In a strategic partnership, CROs are partners working to achieve shared objectives rather than simply acting as a service provider. CROs offer services such as drug protocol development, site and investigator selection, patient recruitment, data collection and management, monitoring and biostatistical analysis. They decide which of their project managers, clinical research associates, scientists, data managers and clinical trial associates will liaise with the pharmaceutical company on the chosen project.

Strategic partnerships can accelerate a drug’s ability to reach market in months compared to transactional outsourcing. This efficiency is vital for drug development, a notoriously lengthy and costly process. For instance, in the US it takes on average 10 to 15 years and over $2.5 billion to develop and manufacture one drug. Most R&D costs are a result of the drug discovery and development process. CROs, which have grown into a multi-billion-dollar industry are mostly utilised in clinical trials.

To limit the loss of capital invested into projects, new drugs must get to market fast. Extra time taken during development reduces the time a drug has market exclusivity. Findings from the research disclosed that for each day a clinical trial is delayed, a pharmaceutical company can incur costs between $600,000 and $8 million.

Sustained benefits for the CRO includes being involved in the pharma company’s future development plans. The study pointed out that this working relationship reduces start-up time by providing a team with an optimal mix of knowledge and experience. A CRO can help support better long-term capacity and resource management, enabling the organisation to be proactive when planning future actions.

Since strategic partnerships occur over several years, feedback, learning and continuous development across clinical trials can be fostered. Planning also allows clinical trials to reduce in duration through assessment of drug development priorities and requirements. The study also showed that supply chain efficiency can benefit from these long-term relationships.

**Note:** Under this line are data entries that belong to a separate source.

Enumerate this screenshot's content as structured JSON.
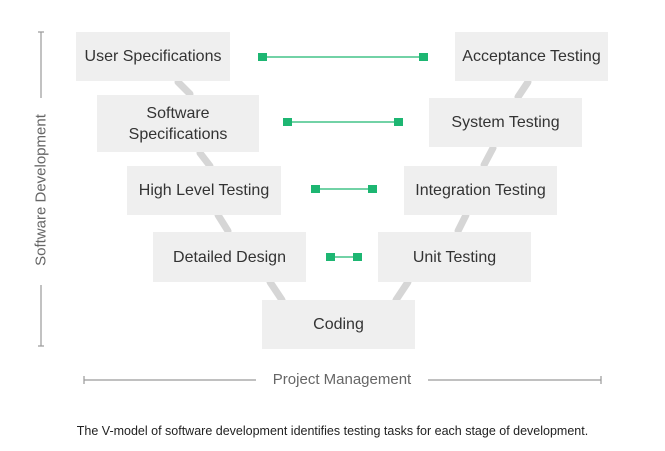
{
  "colors": {
    "link": "#1db672",
    "box": "#efefef",
    "connector": "#d6d6d6",
    "axis": "#9a9a9a"
  },
  "axes": {
    "vertical_label": "Software Development",
    "horizontal_label": "Project Management"
  },
  "left_stages": [
    "User Specifications",
    "Software\nSpecifications",
    "High Level Testing",
    "Detailed Design"
  ],
  "right_stages": [
    "Acceptance Testing",
    "System Testing",
    "Integration Testing",
    "Unit Testing"
  ],
  "bottom_stage": "Coding",
  "caption": "The V-model of software development identifies testing tasks for each stage of development."
}
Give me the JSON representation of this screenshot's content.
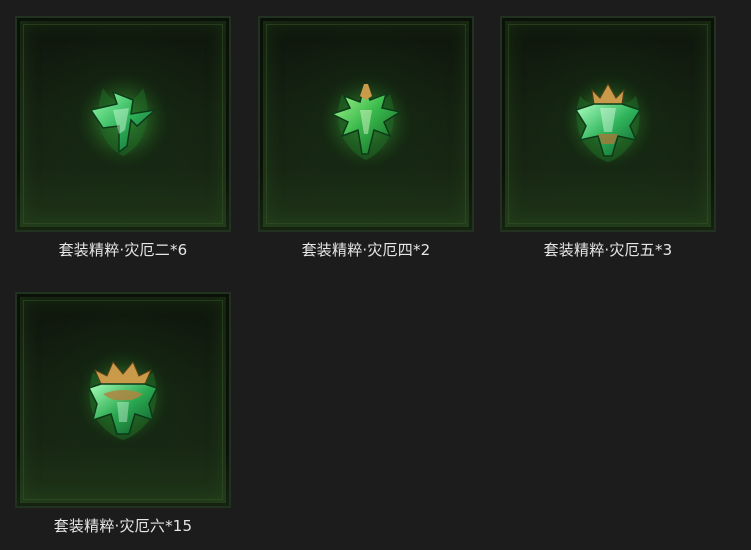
{
  "items": [
    {
      "label": "套装精粹·灾厄二*6",
      "icon": "green-cross-gem-icon"
    },
    {
      "label": "套装精粹·灾厄四*2",
      "icon": "green-winged-gem-icon"
    },
    {
      "label": "套装精粹·灾厄五*3",
      "icon": "green-crowned-gem-icon"
    },
    {
      "label": "套装精粹·灾厄六*15",
      "icon": "green-golden-crown-gem-icon"
    }
  ],
  "colors": {
    "background": "#1c1c1c",
    "label": "#e6e6e6",
    "glow": "#4bd35a",
    "gold": "#c89a4a"
  }
}
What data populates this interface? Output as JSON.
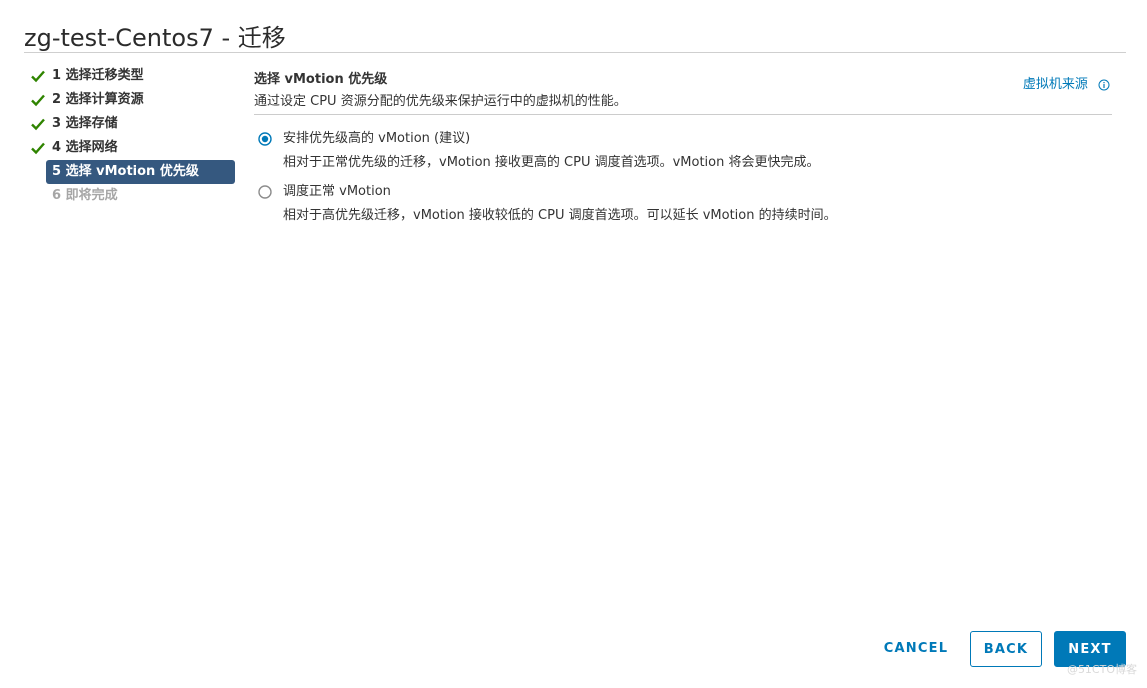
{
  "dialog": {
    "title": "zg-test-Centos7 - 迁移"
  },
  "steps": [
    {
      "label": "1 选择迁移类型",
      "state": "completed"
    },
    {
      "label": "2 选择计算资源",
      "state": "completed"
    },
    {
      "label": "3 选择存储",
      "state": "completed"
    },
    {
      "label": "4 选择网络",
      "state": "completed"
    },
    {
      "label": "5 选择 vMotion 优先级",
      "state": "active"
    },
    {
      "label": "6 即将完成",
      "state": "disabled"
    }
  ],
  "content": {
    "title": "选择 vMotion 优先级",
    "description": "通过设定 CPU 资源分配的优先级来保护运行中的虚拟机的性能。",
    "source_link": "虚拟机来源",
    "source_icon": "info-icon",
    "options": [
      {
        "label": "安排优先级高的 vMotion (建议)",
        "description": "相对于正常优先级的迁移，vMotion 接收更高的 CPU 调度首选项。vMotion 将会更快完成。",
        "selected": true
      },
      {
        "label": "调度正常 vMotion",
        "description": "相对于高优先级迁移，vMotion 接收较低的 CPU 调度首选项。可以延长 vMotion 的持续时间。",
        "selected": false
      }
    ]
  },
  "footer": {
    "cancel_label": "CANCEL",
    "back_label": "BACK",
    "next_label": "NEXT"
  },
  "watermark": "@51CTO博客",
  "colors": {
    "accent": "#0079b8",
    "active_step_bg": "#35587f",
    "check": "#2f8400",
    "disabled_text": "#a6a6a6"
  }
}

The report identified that clinical development is accomplished using time and materials (T&M) contracts or fixed-price contracts. T&M contracts do not offer financial incentives to lower costs or a study’s duration. On the other hand, fixed-price contracts do prompt CROs to complete trials more quickly, yet they are not flexible under circumstances where changes to the trial are necessary. Thus, outsourcing development to CROs has become a popular cost-effective solution.

A considerable concern for CROs is the lack of transparency related to a pharma company’s pipeline potential. For a CRO, this clarity is often seen as necessary for handling operations. The study revealed that while transparency can be helpful in some instances, strategic partnerships can effectively reduce trial duration when they know a company’s pipeline potential. This knowledge is only valuable when the CRO’s actions differ to the pharma company’s projected pipeline potential.

In order to improve productivity, new digital technologies that allow remote clinical trials to take place and different formats of clinical trials (such as adaptive, basket, and umbrella trials) are becoming more common. New therapeutics moving to the forefront of the industry’s awareness (like cell and gene therapy) require flexibility. Thus, these adaptive and innovative systems are incompatible with the high and fixed economical funding structures utilised in transactional arrangements.

Ultimately, most existing industry alliances could benefit from strategic partnerships. However, transactional arrangements still hold value, particularly when benefits of commitment are limited in projects that do not require a high degree of foresight and dialogue and the likelihood of a trial’s duration being reduced is not great.